Some limitations of the study need to be addressed. The sample size may seem small but the crossover design of the study increased the statistical power. The goal was to explore the mechanisms of sodium retention with glitazones. Each of 16 individuals was examined four times with complete renal function studies, hormonal and 24 h blood measurements, and each served as their own control. This would not be possible in a population study. If a case–control study had been performed, a much higher number of individuals would have been needed to show a difference between cases and control because of the inter-individual variability of renal and hormonal measurements. Adherence to sodium intake was not monitored, but the significant hormonal and renal changes gave an indirect validation to good observance.

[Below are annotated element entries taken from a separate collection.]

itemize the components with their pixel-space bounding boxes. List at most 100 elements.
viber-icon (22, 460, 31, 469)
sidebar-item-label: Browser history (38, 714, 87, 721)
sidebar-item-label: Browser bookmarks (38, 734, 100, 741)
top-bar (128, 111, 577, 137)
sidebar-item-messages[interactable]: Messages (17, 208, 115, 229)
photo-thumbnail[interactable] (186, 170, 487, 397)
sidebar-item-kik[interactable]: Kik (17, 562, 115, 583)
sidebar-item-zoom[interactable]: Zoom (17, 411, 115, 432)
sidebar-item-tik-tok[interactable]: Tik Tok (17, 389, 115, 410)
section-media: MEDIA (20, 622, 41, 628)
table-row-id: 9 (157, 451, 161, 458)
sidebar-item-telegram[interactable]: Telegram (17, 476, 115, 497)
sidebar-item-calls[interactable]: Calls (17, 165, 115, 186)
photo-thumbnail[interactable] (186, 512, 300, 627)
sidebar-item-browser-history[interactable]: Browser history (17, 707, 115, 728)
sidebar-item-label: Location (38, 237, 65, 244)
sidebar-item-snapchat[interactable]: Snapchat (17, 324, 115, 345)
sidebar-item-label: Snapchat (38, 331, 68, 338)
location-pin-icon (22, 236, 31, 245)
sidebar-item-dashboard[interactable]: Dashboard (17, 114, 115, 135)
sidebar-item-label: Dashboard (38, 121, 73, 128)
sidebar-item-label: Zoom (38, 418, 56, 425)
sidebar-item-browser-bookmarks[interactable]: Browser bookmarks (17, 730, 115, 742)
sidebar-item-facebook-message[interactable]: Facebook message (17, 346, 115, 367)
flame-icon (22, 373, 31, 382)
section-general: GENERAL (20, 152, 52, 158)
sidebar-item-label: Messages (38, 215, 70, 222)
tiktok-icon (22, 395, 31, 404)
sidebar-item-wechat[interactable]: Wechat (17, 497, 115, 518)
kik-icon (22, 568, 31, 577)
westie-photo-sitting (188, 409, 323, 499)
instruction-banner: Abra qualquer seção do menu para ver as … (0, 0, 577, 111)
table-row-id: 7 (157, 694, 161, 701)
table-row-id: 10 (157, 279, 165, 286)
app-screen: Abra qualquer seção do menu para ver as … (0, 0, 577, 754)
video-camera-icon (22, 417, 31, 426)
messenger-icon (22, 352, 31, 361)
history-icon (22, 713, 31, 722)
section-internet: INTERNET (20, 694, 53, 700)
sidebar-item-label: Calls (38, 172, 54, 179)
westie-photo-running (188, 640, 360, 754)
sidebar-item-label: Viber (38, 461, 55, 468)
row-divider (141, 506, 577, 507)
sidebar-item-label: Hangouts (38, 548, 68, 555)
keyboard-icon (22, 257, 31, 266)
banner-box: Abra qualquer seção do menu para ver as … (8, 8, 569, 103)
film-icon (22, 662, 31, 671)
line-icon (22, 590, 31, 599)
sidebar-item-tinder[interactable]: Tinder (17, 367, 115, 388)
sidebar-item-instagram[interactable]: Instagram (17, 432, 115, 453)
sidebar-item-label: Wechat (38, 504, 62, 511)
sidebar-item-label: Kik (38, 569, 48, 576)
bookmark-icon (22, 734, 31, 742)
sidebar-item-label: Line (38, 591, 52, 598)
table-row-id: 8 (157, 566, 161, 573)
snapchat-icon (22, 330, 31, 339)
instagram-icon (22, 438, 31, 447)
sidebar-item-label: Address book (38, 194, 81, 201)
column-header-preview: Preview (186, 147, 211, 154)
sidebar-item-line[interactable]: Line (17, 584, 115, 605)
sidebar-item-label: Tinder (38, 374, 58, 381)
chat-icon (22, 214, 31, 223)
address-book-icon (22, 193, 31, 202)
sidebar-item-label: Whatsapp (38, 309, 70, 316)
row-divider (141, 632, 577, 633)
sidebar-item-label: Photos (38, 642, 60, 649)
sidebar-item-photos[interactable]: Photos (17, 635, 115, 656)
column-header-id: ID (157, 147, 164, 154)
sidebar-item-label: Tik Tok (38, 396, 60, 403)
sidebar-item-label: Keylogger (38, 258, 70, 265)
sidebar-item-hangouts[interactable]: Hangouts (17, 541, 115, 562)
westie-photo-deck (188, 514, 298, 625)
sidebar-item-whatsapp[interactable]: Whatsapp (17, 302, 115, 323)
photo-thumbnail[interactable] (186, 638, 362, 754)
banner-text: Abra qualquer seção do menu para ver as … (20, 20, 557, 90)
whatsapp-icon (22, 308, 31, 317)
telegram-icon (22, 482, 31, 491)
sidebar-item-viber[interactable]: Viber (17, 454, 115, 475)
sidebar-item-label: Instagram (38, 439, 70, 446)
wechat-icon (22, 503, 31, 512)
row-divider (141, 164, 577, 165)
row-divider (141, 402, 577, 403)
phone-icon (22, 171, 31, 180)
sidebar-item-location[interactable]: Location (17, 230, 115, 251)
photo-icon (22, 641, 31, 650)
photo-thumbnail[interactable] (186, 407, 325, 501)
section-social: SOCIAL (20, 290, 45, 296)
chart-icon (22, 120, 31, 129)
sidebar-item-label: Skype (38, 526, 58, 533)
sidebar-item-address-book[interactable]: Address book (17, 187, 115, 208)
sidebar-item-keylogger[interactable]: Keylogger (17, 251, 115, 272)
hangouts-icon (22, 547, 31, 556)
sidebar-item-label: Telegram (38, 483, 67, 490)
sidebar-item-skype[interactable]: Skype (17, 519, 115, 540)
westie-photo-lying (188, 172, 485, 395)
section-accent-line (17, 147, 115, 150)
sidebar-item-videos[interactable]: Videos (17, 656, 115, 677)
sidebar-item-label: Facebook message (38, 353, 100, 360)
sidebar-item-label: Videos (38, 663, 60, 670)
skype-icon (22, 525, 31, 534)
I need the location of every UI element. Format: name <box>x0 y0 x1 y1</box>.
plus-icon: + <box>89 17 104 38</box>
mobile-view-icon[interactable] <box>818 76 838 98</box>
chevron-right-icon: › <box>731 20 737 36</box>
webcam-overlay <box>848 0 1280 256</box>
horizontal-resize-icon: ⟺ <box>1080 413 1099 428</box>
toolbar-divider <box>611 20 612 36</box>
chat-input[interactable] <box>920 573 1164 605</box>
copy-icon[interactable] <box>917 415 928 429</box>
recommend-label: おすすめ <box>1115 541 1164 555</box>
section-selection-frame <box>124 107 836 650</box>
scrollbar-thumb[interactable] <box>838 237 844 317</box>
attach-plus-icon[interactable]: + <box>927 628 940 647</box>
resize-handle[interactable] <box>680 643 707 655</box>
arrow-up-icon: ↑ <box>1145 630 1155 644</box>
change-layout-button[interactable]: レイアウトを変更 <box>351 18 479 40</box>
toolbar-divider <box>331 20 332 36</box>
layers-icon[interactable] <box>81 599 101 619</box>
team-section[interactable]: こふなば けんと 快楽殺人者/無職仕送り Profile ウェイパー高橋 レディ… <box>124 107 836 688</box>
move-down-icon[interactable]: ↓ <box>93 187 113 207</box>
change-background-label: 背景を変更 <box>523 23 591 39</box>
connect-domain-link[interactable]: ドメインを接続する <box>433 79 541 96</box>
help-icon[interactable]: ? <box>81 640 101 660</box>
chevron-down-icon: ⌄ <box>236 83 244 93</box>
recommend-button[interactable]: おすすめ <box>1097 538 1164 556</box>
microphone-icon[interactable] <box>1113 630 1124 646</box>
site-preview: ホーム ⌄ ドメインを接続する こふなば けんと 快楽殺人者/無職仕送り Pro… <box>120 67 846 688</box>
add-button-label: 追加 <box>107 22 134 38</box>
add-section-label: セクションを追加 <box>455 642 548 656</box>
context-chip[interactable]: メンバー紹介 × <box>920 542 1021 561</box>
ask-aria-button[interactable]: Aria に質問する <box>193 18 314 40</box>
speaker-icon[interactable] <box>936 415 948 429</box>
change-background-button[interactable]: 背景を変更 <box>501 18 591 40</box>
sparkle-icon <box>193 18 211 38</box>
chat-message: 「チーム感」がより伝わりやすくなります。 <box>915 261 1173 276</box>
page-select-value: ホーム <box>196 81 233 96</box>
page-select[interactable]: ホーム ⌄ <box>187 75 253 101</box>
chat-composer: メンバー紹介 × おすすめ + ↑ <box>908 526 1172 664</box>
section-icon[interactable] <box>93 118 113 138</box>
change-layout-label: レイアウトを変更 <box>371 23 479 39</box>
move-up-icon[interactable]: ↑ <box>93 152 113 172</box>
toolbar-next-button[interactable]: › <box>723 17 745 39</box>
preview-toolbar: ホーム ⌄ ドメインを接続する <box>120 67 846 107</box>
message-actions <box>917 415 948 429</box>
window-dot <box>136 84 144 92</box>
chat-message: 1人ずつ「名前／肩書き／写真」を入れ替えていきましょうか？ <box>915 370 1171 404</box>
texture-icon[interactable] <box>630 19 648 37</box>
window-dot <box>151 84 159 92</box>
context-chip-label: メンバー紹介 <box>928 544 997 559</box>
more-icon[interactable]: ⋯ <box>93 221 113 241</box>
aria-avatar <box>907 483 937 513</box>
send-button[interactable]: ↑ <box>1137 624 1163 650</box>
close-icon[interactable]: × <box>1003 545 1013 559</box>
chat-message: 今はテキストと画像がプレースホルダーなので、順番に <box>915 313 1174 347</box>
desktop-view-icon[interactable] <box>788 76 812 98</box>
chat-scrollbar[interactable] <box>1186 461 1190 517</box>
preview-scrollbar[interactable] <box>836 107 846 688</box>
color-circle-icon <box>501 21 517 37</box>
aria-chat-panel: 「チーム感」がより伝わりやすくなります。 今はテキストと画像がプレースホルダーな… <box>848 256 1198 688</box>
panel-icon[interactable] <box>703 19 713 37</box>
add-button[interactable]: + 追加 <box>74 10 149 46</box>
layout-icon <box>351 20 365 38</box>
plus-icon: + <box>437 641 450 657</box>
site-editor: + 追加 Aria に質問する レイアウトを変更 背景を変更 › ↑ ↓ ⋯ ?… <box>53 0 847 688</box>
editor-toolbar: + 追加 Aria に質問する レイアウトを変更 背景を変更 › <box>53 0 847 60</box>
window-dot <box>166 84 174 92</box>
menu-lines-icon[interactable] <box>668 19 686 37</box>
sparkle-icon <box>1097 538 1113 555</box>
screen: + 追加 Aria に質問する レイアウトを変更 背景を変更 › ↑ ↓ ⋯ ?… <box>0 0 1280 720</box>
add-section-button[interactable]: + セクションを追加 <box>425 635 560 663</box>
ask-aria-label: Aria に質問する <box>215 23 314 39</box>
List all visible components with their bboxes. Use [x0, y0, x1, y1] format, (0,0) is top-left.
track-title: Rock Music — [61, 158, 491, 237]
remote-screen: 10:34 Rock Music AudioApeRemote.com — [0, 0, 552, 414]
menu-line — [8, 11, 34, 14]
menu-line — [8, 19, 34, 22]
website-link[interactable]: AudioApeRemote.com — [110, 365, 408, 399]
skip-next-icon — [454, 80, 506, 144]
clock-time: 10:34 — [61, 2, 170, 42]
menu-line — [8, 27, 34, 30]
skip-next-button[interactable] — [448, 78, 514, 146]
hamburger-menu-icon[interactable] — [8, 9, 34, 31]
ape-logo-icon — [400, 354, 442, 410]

In conclusion, this study shows that pioglitazone increases proximal tubular sodium retention after 6 weeks, independent from a change in renal haemodynamics, and is counteracted by the release of BNP. Whether the glitazone-induced increase in congestive heart failure is linked to sustained proximal sodium reabsorption and decreased compensatory release of natriuretic factors needs to be examined in population studies.